In its report, the AMAT association regrets the long waiting time for the treatment of traumatological illnesses, and deplores that to boost the public health system and allow the early return of workers, these illnesses are treated in mutualist institutions. This is a long-standing complaint from business owners, and for a year the autonomous communities have been able to sign collaboration agreements with mutual societies to deal with the diagnosis and treatment of these pathologies — always with the mediation of the INSS and whenever the public health doctor deems it appropriate and patient access —, but only three communities have signed an agreement of this type. Catalonia is one of them.
AJ, who has not revealed his identity to avoid work problems, suffered a meniscus injury while playing sports that forced him to miss work for two weeks. When you return to work in a metallurgical factory in Barcelona, while waiting to have a magnetic resonance imaging scan, you feel a repercussion that makes the wheel worse. “I was reinstated to my job without ever having to take the tests. The same week I was accepted into the job and the injury lasted longer, which led me to extend the base for another five months after a month of delay to operate while driving,” he explains.

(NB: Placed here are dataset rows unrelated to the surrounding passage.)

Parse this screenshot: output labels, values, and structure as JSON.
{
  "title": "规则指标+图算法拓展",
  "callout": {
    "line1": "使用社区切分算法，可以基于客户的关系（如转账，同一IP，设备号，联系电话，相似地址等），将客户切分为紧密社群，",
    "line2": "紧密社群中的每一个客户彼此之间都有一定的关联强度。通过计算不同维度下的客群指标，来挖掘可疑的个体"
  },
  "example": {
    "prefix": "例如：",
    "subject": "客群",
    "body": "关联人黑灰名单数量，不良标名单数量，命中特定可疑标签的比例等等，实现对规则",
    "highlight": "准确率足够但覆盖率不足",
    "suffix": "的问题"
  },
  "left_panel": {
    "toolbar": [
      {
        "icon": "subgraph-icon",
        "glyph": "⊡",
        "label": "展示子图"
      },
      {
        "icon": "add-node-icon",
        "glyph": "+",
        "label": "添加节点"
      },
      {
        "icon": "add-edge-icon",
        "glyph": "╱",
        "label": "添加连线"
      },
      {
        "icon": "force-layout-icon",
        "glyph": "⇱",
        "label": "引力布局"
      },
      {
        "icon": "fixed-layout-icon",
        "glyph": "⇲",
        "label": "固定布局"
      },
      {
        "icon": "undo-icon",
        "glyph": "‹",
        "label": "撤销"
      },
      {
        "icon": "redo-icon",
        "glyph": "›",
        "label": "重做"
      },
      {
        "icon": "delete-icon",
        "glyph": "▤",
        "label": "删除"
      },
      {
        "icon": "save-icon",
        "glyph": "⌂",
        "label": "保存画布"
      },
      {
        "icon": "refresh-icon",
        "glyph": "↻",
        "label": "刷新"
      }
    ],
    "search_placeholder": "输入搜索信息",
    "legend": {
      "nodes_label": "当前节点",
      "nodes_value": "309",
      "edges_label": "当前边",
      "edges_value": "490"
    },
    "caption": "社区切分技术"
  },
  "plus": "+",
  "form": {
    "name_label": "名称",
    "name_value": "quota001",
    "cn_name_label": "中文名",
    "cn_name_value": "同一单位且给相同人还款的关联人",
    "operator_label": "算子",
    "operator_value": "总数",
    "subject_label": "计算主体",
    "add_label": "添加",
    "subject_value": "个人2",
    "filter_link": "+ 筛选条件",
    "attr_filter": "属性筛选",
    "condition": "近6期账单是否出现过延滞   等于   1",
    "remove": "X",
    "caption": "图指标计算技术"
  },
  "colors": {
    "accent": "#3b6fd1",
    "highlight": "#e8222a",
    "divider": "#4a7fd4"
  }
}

The president of Pimec, Antoni Cañete, one of the most active in the fight against absenteeism at work, recognizes that waiting lists are one of the problems linked to this phenomenon. “It’s a problem with the system, which must be effective and efficient, but there is also a problem with the abusive use of low-staffed jobs. The situation of absenteeism is untenable,” he emphasizes. “The person is the most important, and it can’t be that there is a six-month delay in a visit, or that the tests are expanded. That’s an anomaly,” he says.
In absolute figures, low labor costs are unlikely to increase in Catalonia between 2019 and 2024, from 1,597,451 to 2,228,718, with the economic cost for public administration falling from 137.5 million euros to 243, according to social security data. A phenomenon which is also conditioned by the increase in affiliates.